*The study notes during [[Research]]*
# The flow of Attention
A transformer is made of multiple attention layers.
The input to each attention layer, denoted as $X$ has the shape of `(B, L, D)`, where B is the batch size, L is the sequence length, and D is the hidden dimension.
$X$ firstly goes through **a layer normalization**, where the normalization is applied across the channel (or feature) dimension.
$X$ is then projected into three different vectors $K, Q, V$, each with the shape of `(B, L, H, D')`, **where H is the attention head number[^1]**, and D' is the hidden dimension.

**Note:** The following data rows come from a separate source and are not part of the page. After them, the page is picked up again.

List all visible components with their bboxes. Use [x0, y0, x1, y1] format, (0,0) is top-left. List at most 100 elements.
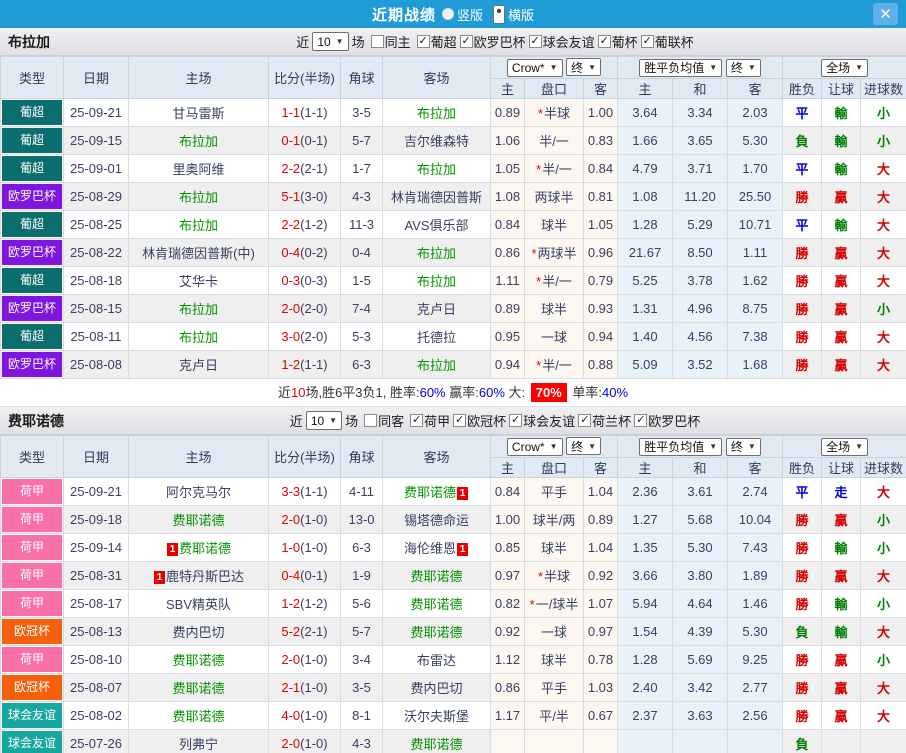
handicap-result-cell: 贏: [822, 239, 861, 267]
handicap-result-cell: 贏: [822, 702, 861, 730]
handicap-result-cell: 贏: [822, 562, 861, 590]
corner-cell: 6-3: [341, 534, 383, 562]
close-button[interactable]: ✕: [873, 3, 898, 25]
team-name: 费耶诺德: [172, 681, 224, 696]
outcome-cell: 負: [783, 730, 822, 753]
halftime-score: (0-2): [300, 245, 327, 260]
match-row: 葡超25-09-21甘马雷斯1-1(1-1)3-5布拉加0.89*半球1.003…: [1, 99, 906, 127]
goals-result-cell: 小: [861, 534, 906, 562]
fulltime-score: 2-0: [281, 512, 300, 527]
score-cell: 1-2(1-1): [269, 351, 341, 379]
section-team-name: 布拉加: [8, 32, 50, 52]
league-filter-label: 欧罗巴杯: [474, 32, 526, 51]
score-cell: 3-3(1-1): [269, 478, 341, 506]
avg-draw-cell: 4.39: [673, 618, 728, 646]
outcome-cell: 勝: [783, 351, 822, 379]
outcome-cell: 勝: [783, 183, 822, 211]
handicap-cell: *半球: [525, 99, 584, 127]
bookmaker-select[interactable]: Crow*▼: [507, 59, 563, 77]
league-filter-checkbox[interactable]: ✓葡超: [417, 32, 457, 51]
home-team-cell: 布拉加: [129, 183, 269, 211]
team-name: 布拉加: [179, 134, 218, 149]
mean-final-select[interactable]: 终▼: [726, 438, 761, 456]
bookmaker-select[interactable]: Crow*▼: [507, 438, 563, 456]
radio-vertical-layout[interactable]: 竖版: [442, 5, 483, 24]
handicap-cell: 平手: [525, 478, 584, 506]
match-row: 荷甲25-09-18费耶诺德2-0(1-0)13-0锡塔德命运1.00球半/两0…: [1, 506, 906, 534]
scope-select[interactable]: 全场▼: [821, 59, 868, 77]
fulltime-score: 2-0: [281, 736, 300, 751]
league-badge: 葡超: [2, 128, 62, 153]
mean-select-value: 胜平负均值: [644, 438, 704, 455]
odds-away-cell: 0.78: [584, 646, 618, 674]
handicap-result-cell: 輸: [822, 99, 861, 127]
col-header-type: 类型: [1, 57, 64, 99]
avg-away-cell: 7.43: [728, 534, 783, 562]
league-filter-checkbox[interactable]: ✓欧冠杯: [453, 411, 506, 430]
home-team-cell: 阿尔克马尔: [129, 478, 269, 506]
date-cell: 25-08-17: [64, 590, 129, 618]
mean-group-header: 胜平负均值▼ 终▼: [618, 436, 783, 458]
mean-select[interactable]: 胜平负均值▼: [639, 438, 722, 456]
recent-count-select[interactable]: 10 ▼: [312, 32, 348, 51]
handicap-text: 平手: [541, 681, 567, 696]
date-cell: 25-08-15: [64, 295, 129, 323]
same-venue-checkbox[interactable]: 同客: [364, 411, 404, 430]
radio-horizontal-layout[interactable]: 横版: [493, 5, 534, 24]
col-header-date: 日期: [64, 436, 129, 478]
league-filter-checkbox[interactable]: ✓欧罗巴杯: [460, 32, 526, 51]
match-row: 球会友谊25-07-26列弗宁2-0(1-0)4-3费耶诺德負: [1, 730, 906, 753]
odds-away-cell: 0.92: [584, 562, 618, 590]
team-name: 托德拉: [417, 330, 456, 345]
team-name: 布拉加: [179, 218, 218, 233]
corner-cell: 1-7: [341, 155, 383, 183]
score-cell: 2-1(1-0): [269, 674, 341, 702]
league-filter-checkbox[interactable]: ✓葡杯: [598, 32, 638, 51]
date-cell: 25-08-25: [64, 211, 129, 239]
mean-final-select-value: 终: [731, 438, 743, 455]
same-venue-label: 同客: [378, 411, 404, 430]
mean-select[interactable]: 胜平负均值▼: [639, 59, 722, 77]
odds-final-select[interactable]: 终▼: [566, 437, 601, 455]
subcol-mean-draw: 和: [673, 458, 728, 478]
odds-final-select[interactable]: 终▼: [566, 58, 601, 76]
halftime-score: (1-2): [300, 596, 327, 611]
away-team-cell: 布拉加: [383, 351, 491, 379]
col-header-home: 主场: [129, 436, 269, 478]
filter-bar: 近 10 ▼ 场 同主 ✓葡超✓欧罗巴杯✓球会友谊✓葡杯✓葡联杯: [296, 32, 693, 51]
score-cell: 0-4(0-1): [269, 562, 341, 590]
chevron-down-icon: ▼: [855, 63, 863, 72]
odds-home-cell: 0.95: [491, 323, 525, 351]
team-name: 费耶诺德: [404, 485, 456, 500]
away-team-cell: 费内巴切: [383, 674, 491, 702]
team-name: 鹿特丹斯巴达: [166, 569, 244, 584]
same-venue-checkbox[interactable]: 同主: [371, 32, 411, 51]
chevron-down-icon: ▼: [550, 442, 558, 451]
score-cell: 4-0(1-0): [269, 702, 341, 730]
league-filter-checkbox[interactable]: ✓荷兰杯: [578, 411, 631, 430]
handicap-result-cell: 贏: [822, 674, 861, 702]
filter-bar: 近 10 ▼ 场 同客 ✓荷甲✓欧冠杯✓球会友谊✓荷兰杯✓欧罗巴杯: [290, 411, 700, 430]
match-row: 欧冠杯25-08-13费内巴切5-2(2-1)5-7费耶诺德0.92一球0.97…: [1, 618, 906, 646]
mean-final-select[interactable]: 终▼: [726, 59, 761, 77]
home-team-cell: 费内巴切: [129, 618, 269, 646]
goals-result-cell: 大: [861, 183, 906, 211]
scope-select[interactable]: 全场▼: [821, 438, 868, 456]
league-filter-checkbox[interactable]: ✓荷甲: [410, 411, 450, 430]
league-filter-label: 球会友谊: [543, 32, 595, 51]
subcol-handicap-result: 让球: [822, 79, 861, 99]
team-name: 阿尔克马尔: [166, 485, 231, 500]
league-filter-checkbox[interactable]: ✓欧罗巴杯: [634, 411, 700, 430]
odds-home-cell: 0.92: [491, 618, 525, 646]
date-cell: 25-08-10: [64, 646, 129, 674]
recent-count-select[interactable]: 10 ▼: [306, 411, 342, 430]
odds-home-cell: 0.82: [491, 590, 525, 618]
outcome-cell: 勝: [783, 534, 822, 562]
avg-away-cell: 1.62: [728, 267, 783, 295]
avg-draw-cell: 3.52: [673, 351, 728, 379]
handicap-cell: *两球半: [525, 239, 584, 267]
league-filter-checkbox[interactable]: ✓球会友谊: [509, 411, 575, 430]
league-filter-checkbox[interactable]: ✓葡联杯: [641, 32, 694, 51]
league-filter-checkbox[interactable]: ✓球会友谊: [529, 32, 595, 51]
team-name: 锡塔德命运: [404, 513, 469, 528]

Next step is to calculate the self-attention score (also called Scaled dot-product attention) in the shape of `(B, H, L, L)
$
\text{AttentionScore}(X)=\text{Softmax}(\frac{Q\times K^T}{\sqrt {D'}})
$
During training, dropout operation could be applied to scaled attention score, for [example](https://pytorch.org/docs/stable/generated/torch.nn.functional.scaled_dot_product_attention.html#torch.nn.functional.scaled_dot_product_attention):
```python
attn_weight = torch.softmax(attn_weight, dim=-1)
attn_weight = torch.dropout(attn_weight, dropout_p, train=True)
```
**The output of attention layers ==with residual connection==** is:
$
\text{out}=\text{Feedforward}(\text{AttentionScore}(X)\times X + X) + X
$
Above, $\text{Feedforward}(\cdot)$ refers a fully-connected feedforward neural network, which processes each element in sequence independently. One implementation could be:
```python
self.ffn = nn.Sequential(
nn.Linear(dim, hidden_dim),
nn.GELU(),
nn.Dropout(dropout),
nn.Linear(hidden_dim, dim),
nn.Dropout(dropout)
)
```
[^1]: Rather than only computing the attention once, the multi-head mechanism runs through the scaled dot-product attention multiple times in parallel.